Sunday night already. With a yawn, we shuffled through the front door into a dark living room. It had been a busy weekend, one that had left me and my husband with little time at home.
It might not have left us so drained, except for the fact that we had made plans for that whole weekend and the weekend before...and the one before that. It had all been fun—but also exhausting (especially since we are introverts!). And we knew that we wouldn’t wake up the next morning feeling particularly well-rested.
I soon found that we weren’t the only ones. One day, while catching up with a friend (who is also married with one small child), I listened to her describe her own series of busy weekends. In fact, she said, her family was scheduled to go to three birthday celebrations that very weekend.
Without a doubt, living near many friends and relatives is wonderful, and I wouldn’t change that. However, having that social circle can mean that our weekends often look just as busy as the work week. The result: we repeatedly get to Sunday night feeling tired, unprepared for Monday, and frustrated with the list of household needs left undone.
Luckily, my friend had a solution: the rejuvenation weekend.

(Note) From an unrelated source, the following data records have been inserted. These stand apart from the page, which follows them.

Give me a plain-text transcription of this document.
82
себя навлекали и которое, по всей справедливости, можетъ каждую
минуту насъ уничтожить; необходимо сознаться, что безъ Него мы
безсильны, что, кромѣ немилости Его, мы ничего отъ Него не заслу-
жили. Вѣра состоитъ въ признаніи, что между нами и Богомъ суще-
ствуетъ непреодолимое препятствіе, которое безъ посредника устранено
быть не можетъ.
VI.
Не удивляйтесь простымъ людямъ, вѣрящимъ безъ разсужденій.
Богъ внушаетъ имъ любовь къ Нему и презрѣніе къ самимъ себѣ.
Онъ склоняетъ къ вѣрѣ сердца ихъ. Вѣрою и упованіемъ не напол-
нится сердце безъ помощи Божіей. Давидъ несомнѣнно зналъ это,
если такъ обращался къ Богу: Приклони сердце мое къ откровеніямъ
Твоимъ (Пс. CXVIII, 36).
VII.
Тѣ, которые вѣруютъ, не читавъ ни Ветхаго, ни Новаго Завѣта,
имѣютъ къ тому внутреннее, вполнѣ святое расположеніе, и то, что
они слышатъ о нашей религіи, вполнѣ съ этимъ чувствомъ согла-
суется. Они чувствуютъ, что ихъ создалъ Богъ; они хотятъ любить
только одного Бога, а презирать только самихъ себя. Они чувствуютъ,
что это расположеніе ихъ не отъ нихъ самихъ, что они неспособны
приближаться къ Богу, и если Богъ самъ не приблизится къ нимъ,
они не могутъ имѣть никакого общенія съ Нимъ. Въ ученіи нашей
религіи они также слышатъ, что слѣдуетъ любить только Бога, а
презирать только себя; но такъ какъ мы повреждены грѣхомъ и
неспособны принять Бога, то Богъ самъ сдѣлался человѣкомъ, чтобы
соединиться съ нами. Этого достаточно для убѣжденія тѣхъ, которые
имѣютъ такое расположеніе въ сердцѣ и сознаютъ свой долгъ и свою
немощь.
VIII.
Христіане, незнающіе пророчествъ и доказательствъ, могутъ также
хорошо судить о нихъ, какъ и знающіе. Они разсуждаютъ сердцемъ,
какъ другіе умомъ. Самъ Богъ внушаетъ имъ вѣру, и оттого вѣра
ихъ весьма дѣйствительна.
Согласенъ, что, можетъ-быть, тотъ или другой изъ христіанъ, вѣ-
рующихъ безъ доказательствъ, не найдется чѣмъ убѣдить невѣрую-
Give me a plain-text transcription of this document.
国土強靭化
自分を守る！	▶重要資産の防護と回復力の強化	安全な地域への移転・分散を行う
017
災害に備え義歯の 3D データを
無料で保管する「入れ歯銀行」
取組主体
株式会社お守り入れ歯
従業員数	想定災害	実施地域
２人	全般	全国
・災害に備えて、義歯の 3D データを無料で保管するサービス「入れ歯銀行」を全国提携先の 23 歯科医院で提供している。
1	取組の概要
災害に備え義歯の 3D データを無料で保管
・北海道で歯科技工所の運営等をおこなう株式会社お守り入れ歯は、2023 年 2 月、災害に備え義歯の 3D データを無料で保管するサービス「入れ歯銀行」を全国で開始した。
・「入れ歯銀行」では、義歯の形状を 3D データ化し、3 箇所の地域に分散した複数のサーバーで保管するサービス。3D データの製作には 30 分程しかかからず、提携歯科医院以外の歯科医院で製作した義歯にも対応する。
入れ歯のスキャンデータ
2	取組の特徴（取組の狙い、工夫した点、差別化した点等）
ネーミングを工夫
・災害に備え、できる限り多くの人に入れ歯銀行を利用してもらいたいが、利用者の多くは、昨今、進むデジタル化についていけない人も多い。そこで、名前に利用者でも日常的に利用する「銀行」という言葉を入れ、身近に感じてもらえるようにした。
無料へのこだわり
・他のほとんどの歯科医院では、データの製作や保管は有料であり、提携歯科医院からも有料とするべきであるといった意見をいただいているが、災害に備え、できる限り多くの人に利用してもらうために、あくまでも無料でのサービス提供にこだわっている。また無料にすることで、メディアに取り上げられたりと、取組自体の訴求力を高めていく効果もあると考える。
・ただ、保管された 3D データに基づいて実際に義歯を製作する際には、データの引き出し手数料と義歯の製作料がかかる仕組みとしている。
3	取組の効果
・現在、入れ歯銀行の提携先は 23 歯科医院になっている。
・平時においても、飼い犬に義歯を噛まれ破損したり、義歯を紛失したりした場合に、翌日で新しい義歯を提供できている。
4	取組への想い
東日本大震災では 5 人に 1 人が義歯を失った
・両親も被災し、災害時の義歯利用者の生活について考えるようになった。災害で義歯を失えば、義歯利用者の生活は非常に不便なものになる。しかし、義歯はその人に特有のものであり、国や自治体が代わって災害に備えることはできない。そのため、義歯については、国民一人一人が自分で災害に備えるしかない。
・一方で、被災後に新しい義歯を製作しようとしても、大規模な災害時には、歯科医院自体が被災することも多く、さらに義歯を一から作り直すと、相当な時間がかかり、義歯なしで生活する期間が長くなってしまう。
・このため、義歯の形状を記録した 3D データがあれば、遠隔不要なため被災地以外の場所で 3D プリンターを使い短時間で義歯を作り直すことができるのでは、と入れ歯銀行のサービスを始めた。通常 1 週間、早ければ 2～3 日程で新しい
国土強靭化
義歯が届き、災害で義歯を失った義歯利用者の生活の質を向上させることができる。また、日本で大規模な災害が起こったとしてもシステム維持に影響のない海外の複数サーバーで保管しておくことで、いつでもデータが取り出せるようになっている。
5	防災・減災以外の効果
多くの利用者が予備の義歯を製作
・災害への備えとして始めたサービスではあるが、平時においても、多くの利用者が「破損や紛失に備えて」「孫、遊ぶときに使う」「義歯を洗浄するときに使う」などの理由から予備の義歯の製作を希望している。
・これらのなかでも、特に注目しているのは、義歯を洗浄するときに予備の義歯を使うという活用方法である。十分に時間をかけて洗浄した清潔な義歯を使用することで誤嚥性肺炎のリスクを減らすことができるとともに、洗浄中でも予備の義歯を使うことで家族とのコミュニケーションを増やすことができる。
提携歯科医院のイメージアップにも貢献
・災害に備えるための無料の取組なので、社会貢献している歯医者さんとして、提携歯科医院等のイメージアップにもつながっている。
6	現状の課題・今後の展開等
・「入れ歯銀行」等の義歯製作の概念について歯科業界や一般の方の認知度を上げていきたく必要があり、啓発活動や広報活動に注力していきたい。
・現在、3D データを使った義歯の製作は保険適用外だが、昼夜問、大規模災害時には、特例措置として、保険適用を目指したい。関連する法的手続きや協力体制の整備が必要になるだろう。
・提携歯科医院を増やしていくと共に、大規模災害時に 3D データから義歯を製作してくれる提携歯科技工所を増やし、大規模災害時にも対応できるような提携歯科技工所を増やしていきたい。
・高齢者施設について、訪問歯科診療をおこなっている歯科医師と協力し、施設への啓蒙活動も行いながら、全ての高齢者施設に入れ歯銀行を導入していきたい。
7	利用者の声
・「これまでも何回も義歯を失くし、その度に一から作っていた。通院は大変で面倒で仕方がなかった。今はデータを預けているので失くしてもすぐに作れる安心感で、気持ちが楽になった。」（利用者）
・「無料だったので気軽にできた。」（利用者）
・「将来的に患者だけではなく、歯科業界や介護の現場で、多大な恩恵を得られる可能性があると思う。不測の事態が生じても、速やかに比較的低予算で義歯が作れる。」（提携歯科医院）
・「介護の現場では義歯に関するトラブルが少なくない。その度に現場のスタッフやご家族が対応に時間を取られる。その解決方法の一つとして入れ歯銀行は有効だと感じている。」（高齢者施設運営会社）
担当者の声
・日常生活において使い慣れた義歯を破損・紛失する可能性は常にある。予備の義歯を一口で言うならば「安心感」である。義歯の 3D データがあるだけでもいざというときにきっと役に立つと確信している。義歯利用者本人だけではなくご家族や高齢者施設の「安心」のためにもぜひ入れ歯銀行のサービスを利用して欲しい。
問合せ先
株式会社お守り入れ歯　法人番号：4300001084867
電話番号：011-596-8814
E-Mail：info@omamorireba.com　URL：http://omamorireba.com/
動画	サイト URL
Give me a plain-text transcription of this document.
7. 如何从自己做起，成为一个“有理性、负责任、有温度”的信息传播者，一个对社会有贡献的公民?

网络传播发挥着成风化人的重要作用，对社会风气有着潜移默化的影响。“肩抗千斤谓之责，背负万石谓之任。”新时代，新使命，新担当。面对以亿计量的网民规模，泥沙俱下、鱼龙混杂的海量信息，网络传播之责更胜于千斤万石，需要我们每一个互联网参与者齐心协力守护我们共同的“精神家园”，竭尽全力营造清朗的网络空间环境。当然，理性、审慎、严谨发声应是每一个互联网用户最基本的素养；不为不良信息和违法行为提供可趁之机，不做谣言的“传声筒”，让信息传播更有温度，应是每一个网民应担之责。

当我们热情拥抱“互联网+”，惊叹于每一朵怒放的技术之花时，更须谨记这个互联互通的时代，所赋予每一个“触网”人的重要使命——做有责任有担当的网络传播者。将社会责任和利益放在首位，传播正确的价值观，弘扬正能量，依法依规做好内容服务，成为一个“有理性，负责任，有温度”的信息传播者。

“Every other weekend, we commit to being at home,” she explained. I was intrigued. Home to do what? To rest, spend time with family, and tend to small home projects.
At first, the idea might sound anti-social, especially when surrounded by friends and family who are always ready with an invitation. However, I quickly discovered how the rejuvenation weekend actually nurtures our social capabilities.
There’s a logic behind the term home base. The Cambridge English Dictionary defines it as “the place where someone or something usually lives, works, or operates from.” It’s a central hub. It implies not just where we keep our personal belongings but where we live. It’s a place we can always come back to, where we can reorientate ourselves. In other words, home should be the nexus around which our outside interactions revolve.
Don’t get me wrong; socializing is important. We need time with friends and relatives to strengthen those relationships and support each other, both in times of celebration and difficulty. At the same time, the people at home (including ourselves) have needs too, and sometimes those needs require being in our own, quiet space. The balance between the two is essential.
If we treat home more as a pitstop than a home base, breezing through just to grab a bite to eat or a few hours of sleep, we deprive ourselves of our social center of gravity. We’re likely to drain ourselves of energy and float around to social events half-focused, stressed, or just tired. Caught in that pattern of constantly being out and about, we sacrifice the tranquility of home for the sake of fulfilling outside requests. We’ve been thrown off balance.
The idea of the rejuvenation weekend doesn’t mean that it has to happen every other weekend, or even take up the entire weekend. In order to be effective, it should be tailored to our own circumstances. Plan a monthly movie night. Spend a few minutes on Thursday evenings organizing a bookshelf or drawer while listening to a podcast. Dedicate every other Saturday afternoon to baking. Regardless, it should be scheduled, regular, at home, and (most importantly) restful.
Of course, committing to rejuvenation time means occasionally turning invitations down, and that’s not always easy. But an RSVP decline doesn’t necessarily say “I don’t like spending time with you,” especially if we choose our words wisely.
Let’s say a friend invites you to a barbecue on a night when you had been looking forward to cooking dinner with your family at home. A straightforward yet gracious reply might sound something like, “I actually have a family commitment that evening, but thanks so much for thinking of me!” or “That sounds like fun, but unfortunately I have a previously scheduled event that day. Hopefully next time!”
The idea is not that we don’t want to spend time socializing, just that certain times are not going to work, and that’s okay. Suggesting another time to get together (“I can’t meet up this weekend, but I’m free next Friday if you want to grab coffee!”), or even inviting that friend to join our rejuvenation time (so long as it’s still restful at home), can express our gratitude for the invitation and our interest in spending time together—without sacrificing our home base needs.
It’s true that some seasons of life are just plain busy with social obligations. Weddings, graduations, and other big events can fill our schedule with invitations that we simply can’t decline. But even in those times, carving out a little time to breathe at home is just as important (if not more so), so that we avoid a series of increasingly stressful Sunday night scaries.
Even if we need to adjust our rejuvenation strategy, being intentional about spending time at home can increase our appreciation for our own space and those who dwell there. Plus, it can help us recharge so that when we do go out to be with others, we can make the most of that time with full attention and energy.
My mom often talks about the importance of “keeping the home hearths burning.” That doesn’t mean that she never leaves home, but it does mean that wherever she is, whether at work or with friends, her final destination is always home, where she can nurture the life and love that dwells there. By doing so, she makes sure that home is always a place where its members will find a warm welcome and rest.
That’s a goal worth striving for not just for guests but for ourselves, and living the rejuvenation weekend (or a close equivalent) is a great way to achieve that.